The threshold $ b$ can be computed by exploiting the fact that for all support vectors $ {\boldsymbol{x}}_i$ with $ 0<\alpha_i < C$, the slack variable $ {\boldsymbol{\xi}}_i$ is zero. This follows from the Karush-Kuhn-Tucker (KKT) conditions (cf. (15.31) below).

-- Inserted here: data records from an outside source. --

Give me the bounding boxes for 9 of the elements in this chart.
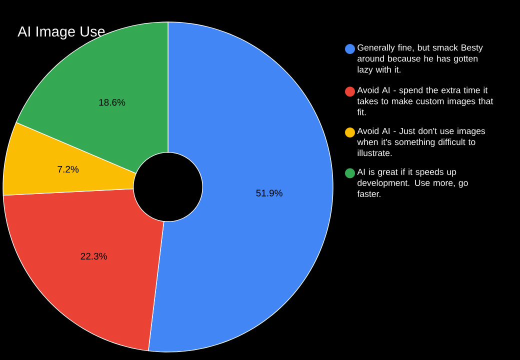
data-label: 7.2%: [58, 166, 79, 173]
chart-title: AI Image Use: [18, 26, 105, 40]
data-label: 22.3%: [80, 252, 107, 260]
legend-label: Avoid AI - spend the extra time it takes to make custom images that fit.: [357, 86, 494, 116]
data-label: 18.6%: [99, 98, 126, 106]
legend-label: Generally fine, but smack Besty around because he has gotten lazy with it.: [358, 44, 483, 74]
legend-label: Avoid AI - Just don't use images when it's something difficult to illustrate.: [357, 128, 486, 156]
data-label: 51.9%: [256, 190, 282, 196]
legend-label: AI is great if it speeds up development. Use more, go faster.: [357, 168, 468, 197]
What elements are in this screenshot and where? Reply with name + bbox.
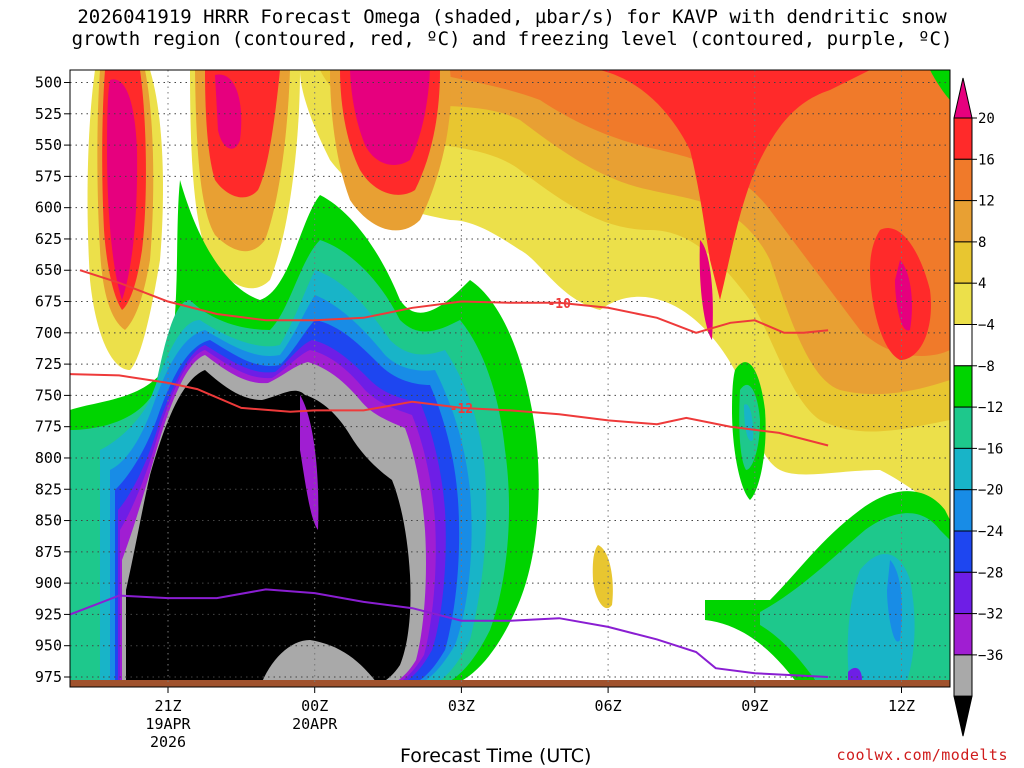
contour-label: -12 bbox=[450, 402, 473, 417]
y-tick-label: 950 bbox=[35, 637, 62, 655]
x-tick-year: 2026 bbox=[150, 733, 186, 751]
freezing-level-line bbox=[70, 588, 829, 678]
credit-text: coolwx.com/modelts bbox=[836, 746, 1008, 764]
colorbar-swatch bbox=[953, 654, 973, 697]
colorbar-label: 4 bbox=[978, 276, 986, 292]
colorbar-swatch bbox=[953, 530, 973, 573]
colorbar-swatch bbox=[953, 406, 973, 449]
colorbar-swatch bbox=[953, 489, 973, 532]
colorbar: 20 16 12 8 4 −4 −8 −12 −16 −20 −24 −28 −32 −36 bbox=[953, 77, 1003, 737]
colorbar-swatch bbox=[953, 613, 973, 656]
colorbar-label: −4 bbox=[978, 318, 995, 334]
colorbar-swatch bbox=[953, 365, 973, 408]
y-tick-label: 750 bbox=[35, 386, 62, 404]
x-tick-label: 21Z bbox=[154, 697, 181, 715]
x-tick-label: 06Z bbox=[595, 697, 622, 715]
colorbar-bottom-arrow bbox=[953, 695, 973, 737]
dgz-contour-line bbox=[79, 269, 829, 334]
colorbar-label: −32 bbox=[978, 607, 1003, 623]
x-tick-label: 09Z bbox=[741, 697, 768, 715]
grid-lines bbox=[70, 70, 950, 687]
colorbar-swatch bbox=[953, 241, 973, 284]
x-tick-label: 12Z bbox=[888, 697, 915, 715]
colorbar-label: 8 bbox=[978, 235, 986, 251]
y-tick-label: 900 bbox=[35, 574, 62, 592]
x-tick-label: 03Z bbox=[448, 697, 475, 715]
chart-title: 2026041919 HRRR Forecast Omega (shaded, … bbox=[0, 6, 1024, 50]
omega-shading bbox=[70, 70, 950, 687]
y-tick-label: 975 bbox=[35, 668, 62, 686]
colorbar-swatch bbox=[953, 447, 973, 491]
y-tick-label: 550 bbox=[35, 136, 62, 154]
title-line-2: growth region (contoured, red, ºC) and f… bbox=[71, 28, 953, 50]
colorbar-label: −20 bbox=[978, 483, 1003, 499]
colorbar-label: 16 bbox=[978, 152, 995, 168]
contour-label: -10 bbox=[547, 297, 571, 312]
y-tick-label: 850 bbox=[35, 512, 62, 530]
y-tick-label: 625 bbox=[35, 230, 62, 248]
y-tick-label: 650 bbox=[35, 261, 62, 279]
colorbar-swatch bbox=[953, 282, 973, 326]
colorbar-swatch bbox=[953, 158, 973, 202]
y-tick-label: 525 bbox=[35, 105, 62, 123]
x-tick-date: 19APR bbox=[145, 715, 191, 733]
y-tick-label: 800 bbox=[35, 449, 62, 467]
y-tick-label: 825 bbox=[35, 480, 62, 498]
colorbar-label: −24 bbox=[978, 524, 1003, 540]
y-tick-label: 575 bbox=[35, 167, 62, 185]
dgz-contour-line bbox=[70, 373, 829, 447]
y-tick-label: 675 bbox=[35, 293, 62, 311]
x-tick-label: 00Z bbox=[301, 697, 328, 715]
y-tick-label: 875 bbox=[35, 543, 62, 561]
colorbar-label: 20 bbox=[978, 111, 995, 127]
colorbar-swatch bbox=[953, 200, 973, 243]
y-tick-label: 725 bbox=[35, 355, 62, 373]
y-tick-label: 775 bbox=[35, 418, 62, 436]
colorbar-label: −36 bbox=[978, 648, 1003, 664]
colorbar-label: −8 bbox=[978, 359, 995, 375]
contour-layer: -10 -12 bbox=[70, 269, 829, 678]
colorbar-top-arrow bbox=[953, 77, 973, 119]
x-axis-label: Forecast Time (UTC) bbox=[400, 745, 592, 767]
colorbar-swatch bbox=[953, 117, 973, 160]
colorbar-label: −16 bbox=[978, 441, 1003, 457]
title-line-1: 2026041919 HRRR Forecast Omega (shaded, … bbox=[77, 6, 947, 28]
colorbar-label: −28 bbox=[978, 565, 1003, 581]
plot-frame bbox=[69, 69, 951, 688]
y-tick-label: 925 bbox=[35, 605, 62, 623]
colorbar-label: 12 bbox=[978, 194, 995, 210]
y-tick-label: 700 bbox=[35, 324, 62, 342]
colorbar-label: −12 bbox=[978, 400, 1003, 416]
y-tick-label: 600 bbox=[35, 199, 62, 217]
colorbar-swatch bbox=[953, 324, 973, 367]
x-tick-date: 20APR bbox=[292, 715, 338, 733]
y-tick-label: 500 bbox=[35, 74, 62, 92]
y-axis: 500 525 550 575 600 625 650 675 700 725 750 775 800 8… bbox=[35, 74, 70, 686]
colorbar-swatch bbox=[953, 571, 973, 615]
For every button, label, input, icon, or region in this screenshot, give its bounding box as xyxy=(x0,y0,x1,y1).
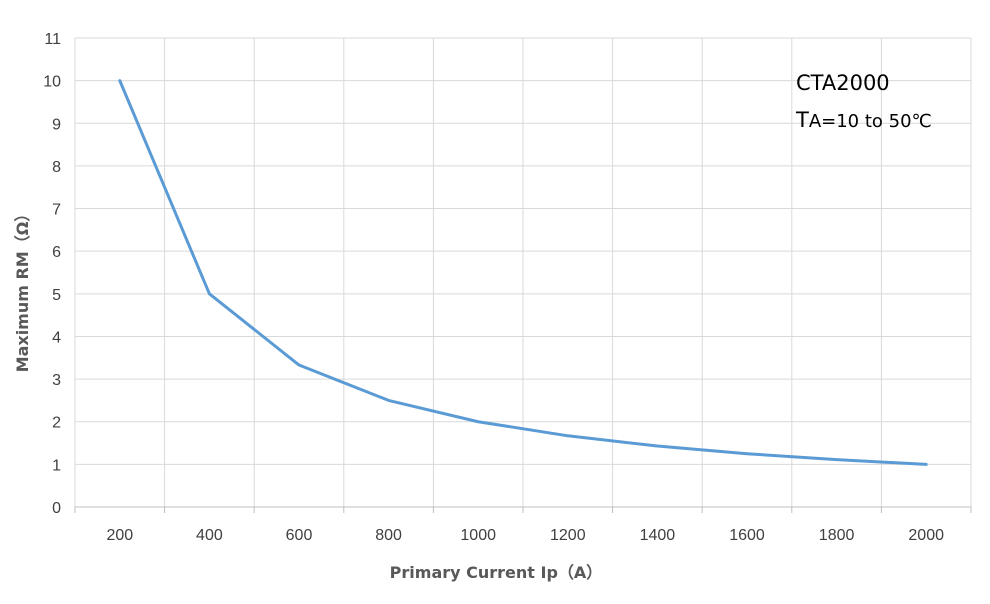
x-tick-label: 1400 xyxy=(640,527,676,544)
x-axis-ticks: 200 400 600 800 1000 1200 1400 1600 1800 2000 xyxy=(106,527,944,544)
series xyxy=(118,79,928,466)
x-tick-label: 600 xyxy=(286,527,313,544)
y-tick-label: 7 xyxy=(52,202,61,219)
annotation-title: CTA2000 xyxy=(796,71,890,95)
x-tick-label: 1200 xyxy=(550,527,586,544)
x-tick-label: 1600 xyxy=(729,527,765,544)
x-tick-label: 1000 xyxy=(460,527,496,544)
x-tick-label: 400 xyxy=(196,527,223,544)
y-tick-label: 5 xyxy=(52,287,61,304)
y-tick-label: 9 xyxy=(52,116,61,133)
y-tick-label: 10 xyxy=(43,74,61,91)
y-tick-label: 8 xyxy=(52,159,61,176)
y-axis-title: Maximum RM（Ω） xyxy=(13,206,32,373)
y-axis-ticks: 0 1 2 3 4 5 6 7 8 9 10 11 xyxy=(43,31,61,517)
annotation-subtitle: TA=10 to 50℃ xyxy=(795,108,932,132)
series-line xyxy=(118,79,928,466)
y-tick-label: 4 xyxy=(52,329,61,346)
x-tick-label: 2000 xyxy=(908,527,944,544)
y-tick-label: 0 xyxy=(52,500,61,517)
y-tick-label: 11 xyxy=(44,31,61,48)
y-tick-label: 2 xyxy=(52,415,61,432)
x-axis-title: Primary Current Ip（A） xyxy=(390,563,603,582)
x-tick-label: 800 xyxy=(375,527,402,544)
y-tick-label: 1 xyxy=(52,457,61,474)
x-tick-label: 1800 xyxy=(819,527,855,544)
grid xyxy=(74,37,972,513)
annotation-subtitle-text: A=10 to 50℃ xyxy=(809,111,932,132)
annotation-subtitle-prefix: T xyxy=(795,108,809,132)
y-tick-label: 3 xyxy=(52,372,61,389)
x-tick-label: 200 xyxy=(106,527,133,544)
y-tick-label: 6 xyxy=(52,244,61,261)
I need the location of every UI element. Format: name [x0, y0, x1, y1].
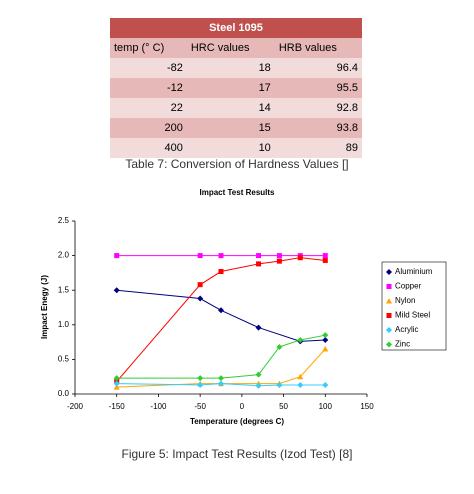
- legend-label: Nylon: [395, 296, 415, 305]
- chart-title: Impact Test Results: [200, 188, 276, 197]
- data-point: [276, 343, 283, 350]
- x-tick-label: 50: [279, 402, 288, 411]
- data-point: [255, 324, 262, 331]
- y-axis-title: Impact Enegy (J): [40, 275, 49, 339]
- x-tick-label: -100: [150, 402, 167, 411]
- data-point: [113, 384, 120, 390]
- data-point: [322, 253, 328, 259]
- legend-marker: [386, 298, 392, 304]
- data-point: [218, 307, 224, 314]
- table-cell: -82: [110, 58, 187, 78]
- data-point: [218, 253, 224, 259]
- table-cell: 18: [186, 58, 275, 78]
- legend-label: Copper: [395, 282, 422, 291]
- data-point: [322, 257, 328, 263]
- hardness-table: Steel 1095 temp (° C) HRC values HRB value…: [110, 18, 362, 158]
- legend-marker: [386, 313, 392, 318]
- data-point: [197, 382, 204, 389]
- table-cell: 17: [186, 78, 275, 98]
- x-axis-title: Temperature (degrees C): [190, 417, 284, 426]
- data-point: [276, 382, 283, 389]
- data-point: [113, 287, 120, 294]
- data-point: [322, 346, 329, 352]
- y-tick-label: 2.5: [58, 216, 70, 225]
- table-cell: 96.4: [274, 58, 362, 78]
- table-cell: 95.5: [274, 78, 362, 98]
- x-tick-label: 100: [319, 402, 333, 411]
- table-row: 22 14 92.8: [110, 98, 362, 118]
- table-caption: Table 7: Conversion of Hardness Values […: [125, 157, 349, 171]
- data-point: [297, 337, 304, 344]
- legend-marker: [386, 269, 392, 275]
- data-point: [297, 255, 303, 261]
- table-row: 200 15 93.8: [110, 118, 362, 138]
- y-tick-label: 0.5: [58, 355, 70, 364]
- legend-label: Zinc: [395, 340, 410, 349]
- data-point: [322, 332, 329, 339]
- data-point: [256, 253, 262, 259]
- data-point: [197, 282, 203, 288]
- data-point: [322, 382, 329, 389]
- legend-marker: [386, 327, 392, 333]
- x-tick-label: -50: [194, 402, 206, 411]
- y-tick-label: 1.0: [58, 320, 70, 329]
- table-cell: 15: [186, 118, 275, 138]
- legend-box: [381, 261, 447, 351]
- series-line: [116, 257, 326, 382]
- y-tick-label: 2.0: [58, 251, 70, 260]
- table-cell: 92.8: [274, 98, 362, 118]
- data-point: [297, 373, 304, 380]
- column-header: HRB values: [274, 38, 362, 58]
- x-tick-label: -150: [109, 402, 126, 411]
- data-point: [113, 375, 120, 382]
- data-point: [114, 253, 120, 259]
- data-point: [256, 261, 262, 267]
- table-cell: -12: [110, 78, 187, 98]
- table-cell: 22: [110, 98, 187, 118]
- legend-marker: [386, 341, 392, 348]
- data-point: [255, 382, 262, 389]
- data-point: [276, 258, 282, 264]
- data-point: [297, 382, 304, 389]
- column-header: temp (° C): [110, 38, 187, 58]
- x-tick-label: -200: [67, 402, 84, 411]
- data-point: [255, 371, 262, 378]
- table-cell: 93.8: [274, 118, 362, 138]
- y-tick-label: 0.0: [58, 389, 70, 398]
- table-cell: 200: [110, 118, 187, 138]
- legend-label: Mild Steel: [395, 311, 430, 320]
- header-row: temp (° C) HRC values HRB values: [110, 38, 362, 58]
- series-line: [116, 334, 326, 379]
- table-row: -82 18 96.4: [110, 58, 362, 78]
- table-cell: 400: [110, 138, 187, 158]
- legend-label: Aluminium: [395, 267, 433, 276]
- data-point: [276, 253, 282, 259]
- data-point: [197, 375, 204, 382]
- series-line: [116, 289, 326, 342]
- data-point: [197, 253, 203, 259]
- chart: Impact Test Results Temperature (degrees…: [40, 188, 447, 426]
- table-row: -12 17 95.5: [110, 78, 362, 98]
- x-tick-label: 150: [360, 402, 374, 411]
- data-point: [218, 375, 224, 382]
- legend-label: Acrylic: [395, 325, 419, 334]
- table-cell: 10: [186, 138, 275, 158]
- legend-marker: [386, 284, 392, 289]
- table-row: 400 10 89: [110, 138, 362, 158]
- figure-caption: Figure 5: Impact Test Results (Izod Test…: [121, 447, 353, 461]
- table-cell: 89: [274, 138, 362, 158]
- table-title: Steel 1095: [110, 18, 362, 38]
- data-point: [322, 337, 329, 344]
- data-point: [218, 380, 224, 387]
- data-point: [218, 269, 224, 275]
- x-tick-label: 0: [240, 402, 245, 411]
- data-point: [113, 380, 120, 387]
- y-tick-label: 1.5: [58, 285, 70, 294]
- data-point: [197, 295, 204, 302]
- column-header: HRC values: [186, 38, 275, 58]
- table-cell: 14: [186, 98, 275, 118]
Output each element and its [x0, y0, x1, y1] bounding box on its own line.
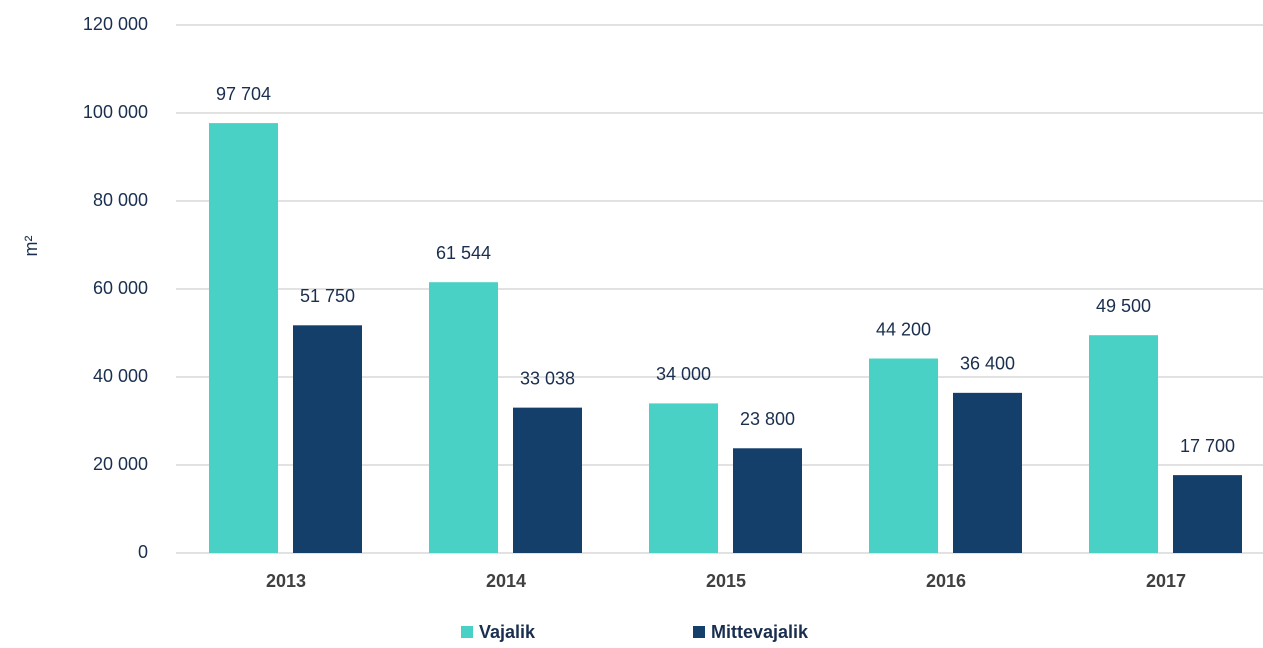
value-label: 49 500	[1096, 296, 1151, 316]
x-tick-label: 2017	[1146, 571, 1186, 591]
value-label: 33 038	[520, 368, 575, 388]
value-label: 36 400	[960, 354, 1015, 374]
value-label: 17 700	[1180, 436, 1235, 456]
value-label: 34 000	[656, 364, 711, 384]
y-axis-label: m²	[21, 236, 41, 257]
bar	[513, 407, 582, 553]
bar	[649, 403, 718, 553]
legend-label: Mittevajalik	[711, 622, 809, 642]
bar	[953, 392, 1022, 553]
value-label: 51 750	[300, 286, 355, 306]
bar	[209, 123, 278, 553]
y-tick-label: 80 000	[93, 190, 148, 210]
bar	[733, 448, 802, 553]
y-tick-label: 40 000	[93, 366, 148, 386]
value-label: 23 800	[740, 409, 795, 429]
bar	[869, 358, 938, 553]
value-label: 44 200	[876, 319, 931, 339]
x-tick-label: 2016	[926, 571, 966, 591]
bar	[429, 282, 498, 553]
y-tick-label: 20 000	[93, 454, 148, 474]
legend-swatch	[461, 626, 473, 638]
bar	[1173, 475, 1242, 553]
legend-label: Vajalik	[479, 622, 536, 642]
bar	[293, 325, 362, 553]
x-tick-label: 2015	[706, 571, 746, 591]
y-tick-label: 60 000	[93, 278, 148, 298]
x-tick-label: 2013	[266, 571, 306, 591]
bar	[1089, 335, 1158, 553]
y-tick-label: 100 000	[83, 102, 148, 122]
value-label: 97 704	[216, 84, 271, 104]
legend-swatch	[693, 626, 705, 638]
y-tick-label: 120 000	[83, 14, 148, 34]
value-label: 61 544	[436, 243, 491, 263]
x-tick-label: 2014	[486, 571, 526, 591]
y-tick-label: 0	[138, 542, 148, 562]
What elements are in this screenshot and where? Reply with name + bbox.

Thus, for any support vector $ {\boldsymbol{x}}_i$ with $ \alpha_i<C$ holds:

$\displaystyle y_i\left(b+\sum_{j=1}^M y_j\alpha_j\left({\boldsymbol{x}}_i^{\top}{\boldsymbol{x}}_j\right)\right) = 1\;.$    

Averaging over these patterns yields a numerically stable solution:

$\displaystyle b=\frac{1}{\vert I\vert}\sum_{i\in I} \left( y_i-\sum_{j=1}^M y_j\alpha_j \left({\boldsymbol{x}}_i^{\top}{\boldsymbol{x}}_j\right)\right)\;,$    

where $ I$ denotes the identity matrix.

15.5.1.3 Sparsity

The Karush-Kuhn-Tucker (KKT) conditions are the necessary conditions for an optimal solution of a non-linear programming problem (e.g. [9,38]). The conditions are particularly simple for the dual SVM problem (15.28,15.29,15.30) ([70]):

\begin{displaymath}\begin{array}{rclcl} \alpha_i = 0 &\Rightarrow &~y_i f({\bold...
...\leq 1 &\text{~and~}& {\boldsymbol{\xi}}_i\geq 0\;. \end{array}\end{displaymath} (15.29)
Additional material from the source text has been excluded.